High School Athletes Face Critics via Twitter

With national signing day occurring about a month ago, college football teams now know exactly who will be playing under the football program for the next four years.  Oregon received a 5-star recruit (Arik Armstead) out of Sacramento, California.  This is possibly one of the biggest signings in Oregon football history.

All Duck fans are anxious to see what Armstead can bring to the table for, what looks to be, an already stacked 2012 Oregon football team.  Fans from other schools, however, still will not let Armstead live without knowing that they feel he chose the wrong school.

I follow Armstead on Twitter and he has been receiving tweets from opposing school's fans that are disrespectful and inappropriate.  People need to accept the fact that these are 18 year old kids making decisions that they feel are best for them and their future.  To tweet things that can hurt these kids is just wrong.  Luckily, Armstead is very open about the subject and actually laughs at these critics.

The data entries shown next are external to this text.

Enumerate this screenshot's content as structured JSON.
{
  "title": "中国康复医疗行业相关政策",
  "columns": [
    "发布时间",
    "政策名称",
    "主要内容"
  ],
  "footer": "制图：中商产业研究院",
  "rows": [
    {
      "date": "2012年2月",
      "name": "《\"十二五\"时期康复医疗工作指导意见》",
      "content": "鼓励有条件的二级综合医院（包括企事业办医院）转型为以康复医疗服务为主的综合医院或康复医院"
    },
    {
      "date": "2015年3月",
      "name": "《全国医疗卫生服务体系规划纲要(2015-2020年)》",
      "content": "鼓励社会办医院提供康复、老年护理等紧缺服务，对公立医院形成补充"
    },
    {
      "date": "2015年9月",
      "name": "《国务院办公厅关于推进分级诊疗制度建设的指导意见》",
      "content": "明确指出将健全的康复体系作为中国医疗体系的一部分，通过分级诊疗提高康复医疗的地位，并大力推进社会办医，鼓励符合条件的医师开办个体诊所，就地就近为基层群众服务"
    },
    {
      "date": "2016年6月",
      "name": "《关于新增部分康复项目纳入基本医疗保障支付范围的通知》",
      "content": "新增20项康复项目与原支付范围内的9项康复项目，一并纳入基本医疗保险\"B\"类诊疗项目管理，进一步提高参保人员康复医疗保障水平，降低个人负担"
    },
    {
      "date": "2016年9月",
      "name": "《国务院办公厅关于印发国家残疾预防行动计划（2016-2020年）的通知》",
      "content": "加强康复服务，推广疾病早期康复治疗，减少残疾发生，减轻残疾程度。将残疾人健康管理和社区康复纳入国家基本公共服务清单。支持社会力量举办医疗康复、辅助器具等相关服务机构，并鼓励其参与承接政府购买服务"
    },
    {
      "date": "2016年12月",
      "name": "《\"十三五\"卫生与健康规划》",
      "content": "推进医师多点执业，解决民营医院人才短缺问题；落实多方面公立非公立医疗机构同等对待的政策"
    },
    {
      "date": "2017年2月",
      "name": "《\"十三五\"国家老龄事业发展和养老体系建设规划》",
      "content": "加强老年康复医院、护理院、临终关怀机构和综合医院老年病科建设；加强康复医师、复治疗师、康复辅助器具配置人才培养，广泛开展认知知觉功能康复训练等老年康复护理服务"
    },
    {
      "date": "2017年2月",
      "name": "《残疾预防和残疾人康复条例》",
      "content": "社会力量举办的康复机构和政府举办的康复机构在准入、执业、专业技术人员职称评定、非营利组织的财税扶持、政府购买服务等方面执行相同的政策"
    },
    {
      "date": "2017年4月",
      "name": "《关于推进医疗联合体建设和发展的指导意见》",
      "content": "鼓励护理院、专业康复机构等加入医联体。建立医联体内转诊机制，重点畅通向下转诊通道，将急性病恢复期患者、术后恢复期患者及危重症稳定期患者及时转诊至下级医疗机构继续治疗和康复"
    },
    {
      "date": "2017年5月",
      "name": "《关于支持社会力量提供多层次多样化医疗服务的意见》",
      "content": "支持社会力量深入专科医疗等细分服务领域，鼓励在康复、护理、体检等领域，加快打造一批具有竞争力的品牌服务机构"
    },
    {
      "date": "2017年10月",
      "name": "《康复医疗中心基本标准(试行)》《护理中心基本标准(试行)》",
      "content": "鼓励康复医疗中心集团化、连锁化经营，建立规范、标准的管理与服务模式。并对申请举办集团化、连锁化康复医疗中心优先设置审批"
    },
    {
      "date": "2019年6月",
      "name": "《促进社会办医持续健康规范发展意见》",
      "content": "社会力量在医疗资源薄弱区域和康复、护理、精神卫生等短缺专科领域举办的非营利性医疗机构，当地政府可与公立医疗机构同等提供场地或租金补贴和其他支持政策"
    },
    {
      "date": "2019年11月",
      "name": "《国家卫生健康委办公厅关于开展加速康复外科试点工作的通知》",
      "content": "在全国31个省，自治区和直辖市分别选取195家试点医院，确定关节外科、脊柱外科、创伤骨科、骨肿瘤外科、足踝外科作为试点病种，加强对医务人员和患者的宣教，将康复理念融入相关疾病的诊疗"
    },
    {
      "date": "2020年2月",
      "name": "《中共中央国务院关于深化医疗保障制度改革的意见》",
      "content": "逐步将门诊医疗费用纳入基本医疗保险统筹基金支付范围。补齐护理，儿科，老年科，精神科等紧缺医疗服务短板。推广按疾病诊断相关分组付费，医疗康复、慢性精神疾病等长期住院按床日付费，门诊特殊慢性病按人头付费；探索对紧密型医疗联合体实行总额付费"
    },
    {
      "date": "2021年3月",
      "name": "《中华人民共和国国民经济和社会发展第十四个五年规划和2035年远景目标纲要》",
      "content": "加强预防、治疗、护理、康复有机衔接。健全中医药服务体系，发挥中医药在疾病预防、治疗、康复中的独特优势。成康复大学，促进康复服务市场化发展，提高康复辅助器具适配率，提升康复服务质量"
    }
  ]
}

This brings me to another point that could use some sort of changing: Twitter.  No matter who you are, nowadays you can talk to anyone via Twitter.  This is unfortunate because of the lack of privacy and things that are said on Twitter that can hurt someone.  Armstead can block people that say such hurtful things, but I think he prefers not to because it motivates him to shut his critics up during the upcoming season.

Either way, Twitter comes down to using common sense and respect towards the people you talk to.  You may disagree with someone on something, but you ultimately make the decision on how you will be perceived.  The internet is in ink, people need to be smart on what/who they write to, and to do so in a respectful manner; no matter if the person is 65 or a kid who has yet to graduate from high school.